Additional training:
  • Some radiologists will go on to do more in-depth advanced training/fellowship in a subspecialty field of radiology such as Neuroradiology, Neurointerventional Radiology, general Interventional Radiology, Musculoskeletal Radiology, Body Imaging, Nuclear Medicine, MRI, Ultrasound, Women’s Imaging, Pediatric Radiology, etc.
  • These optional training programs last an additional 1 to 3 years.
Total time investment:
  • For someone such as myself, the total higher education time commitment was 15 years.
  • Each medical specialty has different training requirements which reflects the unique challenges of the specific individual field.
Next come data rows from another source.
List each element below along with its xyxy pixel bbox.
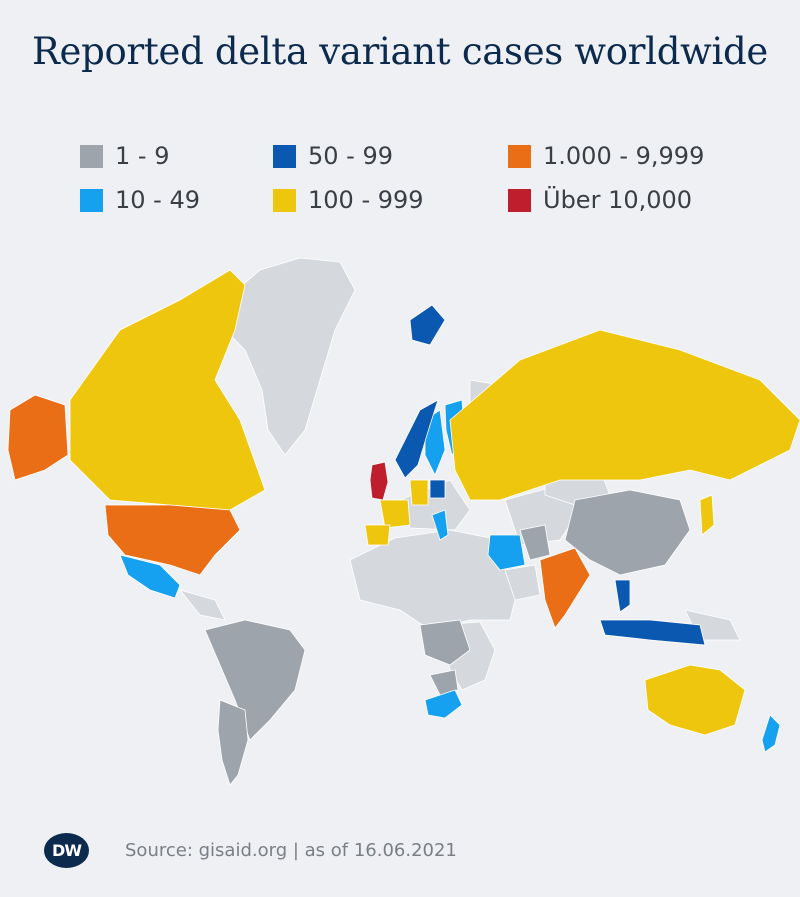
country-japan	[699, 494, 715, 536]
legend-item-100-999: 100 - 999	[273, 186, 424, 214]
greenland	[224, 257, 356, 456]
range-10-49	[119, 399, 781, 753]
legend-item-50-99: 50 - 99	[273, 142, 393, 170]
country-brazil	[204, 619, 306, 741]
world-map	[7, 257, 800, 786]
legend-label: Über 10,000	[543, 186, 693, 214]
legend-item-1000-9999: 1.000 - 9,999	[508, 142, 704, 170]
country-russia	[449, 329, 800, 501]
country-drc	[419, 619, 471, 666]
country-australia	[644, 664, 746, 736]
country-italy	[431, 509, 449, 541]
country-france	[379, 499, 411, 529]
legend-item-1-9: 1 - 9	[80, 142, 169, 170]
country-indonesia	[599, 619, 706, 646]
country-india	[539, 547, 591, 629]
country-greenland	[224, 257, 356, 456]
legend: 1 - 9 10 - 49 50 - 99 100 - 999 1.000 - …	[0, 0, 800, 230]
country-canada	[69, 269, 266, 511]
legend-label: 1.000 - 9,999	[543, 142, 705, 170]
country-thailand	[614, 579, 631, 613]
range-100-999	[69, 269, 800, 736]
country-pakistan	[519, 524, 551, 561]
source-note: Source: gisaid.org | as of 16.06.2021	[125, 840, 457, 861]
country-china	[564, 489, 691, 576]
country-norway	[394, 399, 439, 479]
range-over-10000	[369, 461, 389, 501]
country-usa	[104, 504, 241, 576]
legend-item-10-49: 10 - 49	[80, 186, 200, 214]
country-united-kingdom	[369, 461, 389, 501]
legend-label: 50 - 99	[308, 142, 393, 170]
country-iran	[487, 534, 526, 571]
country-south-africa	[424, 689, 463, 719]
footer: DW Source: gisaid.org | as of 16.06.2021	[44, 833, 457, 868]
legend-label: 10 - 49	[115, 186, 200, 214]
legend-swatch	[273, 188, 296, 212]
country-mozambique	[429, 669, 459, 696]
legend-label: 1 - 9	[115, 142, 170, 170]
country-svalbard	[409, 304, 446, 346]
map-title: Reported delta variant cases worldwide	[32, 30, 768, 73]
legend-item-over-10000: Über 10,000	[508, 186, 692, 214]
country-spain	[364, 524, 391, 546]
country-new-zealand	[761, 714, 781, 753]
dw-logo: DW	[44, 833, 89, 868]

As a comparison, a general pediatrician or family doctor only needs to complete a 3 year residency program after medical school.

Thursday, April 1, 2010

Question: "What is a radiologist?"

Answer:  A radiologists is a highly trained physician who utilizes the latest medical technologies to diagnose illness and direct medical care.


Diagnostic Radiology:
  • Radiologists are the only doctors who are specially trained to interpret medical images which include x-rays, ultrasound, computed tomography (CT), nuclear medicine, positron emission tomography (PET) and magnetic resonance imaging (MRI). In doing so, radiologists are able to provide other physicians with lifesaving information about their patients. Because of this essential relationship, radiologists have often been referred to as, “A doctor’s doctor.”
  • Radiologists are central to patient care and their expertise is indispensible in every medical subspecialty. 
Interventional Radiology:
  • Radiologists are also trained to perform minimally invasive image guided surgical procedures such as biopsies, paracentesis, thoracentesis, myelogram, lumbar puncture, kyphoplasty, vertebroplasty,  vascular surgery including aneurysm repair, uterine fibroid embolism, as well as many different infection and cancer treatments.
  • Most patients will not see their radiologist unless there is a question or if the radiologist is performing a procedure.
Who is the person who takes my x-ray?
  • The people who take your x-ray, MRI, CT, etc are technologists.
  • Radiology technologists have completed separate training but did not go to medical school.
  • Radiology technologists are not doctors or radiologists.
  • However, sometimes a radiologist will help a technologist to obtain medical images.